Multicollinearity and Interaction Effects I know similar questions were asked before. However, none of the existing answers help me with my problem:
I have a gls model with y=B0+B1X1+B2X2+B3X1X2+e. The VIF value for X1 and the interaction effect X1X2 are 413.67 and 414.08 respectively. The VIF value for X2 is only 1.044729. Furthermore, the resulting coefficients are very high for X1 and the ineteraction effect X1X2 but not statistically signficant.
It is written on many webistes that one does not have to consider multicollinearity between a variable and its interaction effect. But could it here lead to a lower p-value? Furhtermore, it seems strange that the VIF values for X1 and the interaction effect are so close to each other.
Help is much appreciated. Thanks in advance.
 A: I think that you might be getting misled by the p-values of the individual coefficients for X1 and the interaction term. Multicollinearity often isn't a big problem, particularly for predictive models. It just can make it hard to get precise estimates of individual coefficients.
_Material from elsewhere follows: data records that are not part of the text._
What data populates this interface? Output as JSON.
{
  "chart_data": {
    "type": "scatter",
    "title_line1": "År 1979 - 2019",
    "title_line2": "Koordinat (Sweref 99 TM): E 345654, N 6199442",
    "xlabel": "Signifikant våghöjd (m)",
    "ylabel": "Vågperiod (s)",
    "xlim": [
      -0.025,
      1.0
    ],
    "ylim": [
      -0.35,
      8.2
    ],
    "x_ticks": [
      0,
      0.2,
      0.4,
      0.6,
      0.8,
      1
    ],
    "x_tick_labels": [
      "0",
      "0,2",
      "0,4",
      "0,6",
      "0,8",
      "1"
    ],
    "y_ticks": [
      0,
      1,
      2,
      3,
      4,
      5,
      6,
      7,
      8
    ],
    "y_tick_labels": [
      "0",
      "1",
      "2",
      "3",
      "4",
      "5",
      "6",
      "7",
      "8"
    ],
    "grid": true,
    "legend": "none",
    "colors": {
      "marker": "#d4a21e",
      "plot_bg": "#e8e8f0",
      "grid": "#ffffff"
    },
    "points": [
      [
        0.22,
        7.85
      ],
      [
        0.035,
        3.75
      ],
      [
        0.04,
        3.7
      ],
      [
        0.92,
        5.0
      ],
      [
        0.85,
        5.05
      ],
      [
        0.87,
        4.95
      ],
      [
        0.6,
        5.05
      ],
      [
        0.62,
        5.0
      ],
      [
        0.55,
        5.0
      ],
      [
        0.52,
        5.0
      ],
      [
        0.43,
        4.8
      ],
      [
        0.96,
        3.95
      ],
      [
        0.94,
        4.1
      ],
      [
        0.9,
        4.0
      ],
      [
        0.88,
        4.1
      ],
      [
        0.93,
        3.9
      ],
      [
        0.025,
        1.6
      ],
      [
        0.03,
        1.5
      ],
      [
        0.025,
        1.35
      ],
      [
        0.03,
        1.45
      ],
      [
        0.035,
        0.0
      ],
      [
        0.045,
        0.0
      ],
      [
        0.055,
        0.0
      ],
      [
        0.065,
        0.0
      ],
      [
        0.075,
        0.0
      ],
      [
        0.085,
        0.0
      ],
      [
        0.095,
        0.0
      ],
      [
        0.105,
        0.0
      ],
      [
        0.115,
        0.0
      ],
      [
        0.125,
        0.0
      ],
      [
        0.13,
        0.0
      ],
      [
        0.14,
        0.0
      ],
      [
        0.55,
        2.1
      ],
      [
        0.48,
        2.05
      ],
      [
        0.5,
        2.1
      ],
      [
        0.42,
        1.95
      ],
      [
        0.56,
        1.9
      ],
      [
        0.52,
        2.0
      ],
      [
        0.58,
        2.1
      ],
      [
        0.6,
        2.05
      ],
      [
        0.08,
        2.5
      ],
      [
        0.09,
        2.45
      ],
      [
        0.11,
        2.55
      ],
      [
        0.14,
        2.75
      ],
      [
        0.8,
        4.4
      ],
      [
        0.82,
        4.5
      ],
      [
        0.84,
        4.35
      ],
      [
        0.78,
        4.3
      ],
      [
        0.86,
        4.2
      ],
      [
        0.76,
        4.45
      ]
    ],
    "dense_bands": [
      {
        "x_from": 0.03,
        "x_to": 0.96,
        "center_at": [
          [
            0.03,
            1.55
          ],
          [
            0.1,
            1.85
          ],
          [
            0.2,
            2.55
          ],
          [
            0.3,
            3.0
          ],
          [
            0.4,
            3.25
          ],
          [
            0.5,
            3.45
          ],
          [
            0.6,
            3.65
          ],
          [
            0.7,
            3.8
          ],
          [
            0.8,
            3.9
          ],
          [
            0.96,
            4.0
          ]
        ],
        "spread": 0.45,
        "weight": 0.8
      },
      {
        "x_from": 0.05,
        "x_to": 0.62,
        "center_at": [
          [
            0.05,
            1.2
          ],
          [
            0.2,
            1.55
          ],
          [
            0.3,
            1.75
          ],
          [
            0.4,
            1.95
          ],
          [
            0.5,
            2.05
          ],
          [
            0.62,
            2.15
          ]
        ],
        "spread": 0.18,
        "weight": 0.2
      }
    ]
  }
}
When two predictors are highly correlated, the standard errors of their individual coefficients can be very large--that's the problem with multicollinearity. There will, however, typically be a compensating negative correlation between their coefficient estimates. There's a simple example here. That's not typically reported in standard model reports, but the coefficient variance-covariance matrix is an important component of model results.
If you do a test that evaluates the overall association of X1 with outcome, like a Wald "chunk" test on all coefficients involving it or a likelihood-ratio test between your model and one that completely omits X1 and its interactions, then you could still get a highly significant result. Similarly, for predictions from a model, the covariances among coefficient estimates can help correct for the high variances of the individual coefficient estimates and lead to reliable predictions.
Furthermore, with an interaction term, the individual coefficient for X1 is arbitrary: it depends on the centering of the X2 variable with which it interacts. When a predictor is involved in an interaction, it thus can be misleading to try to interpret the p-value of its individual coefficient.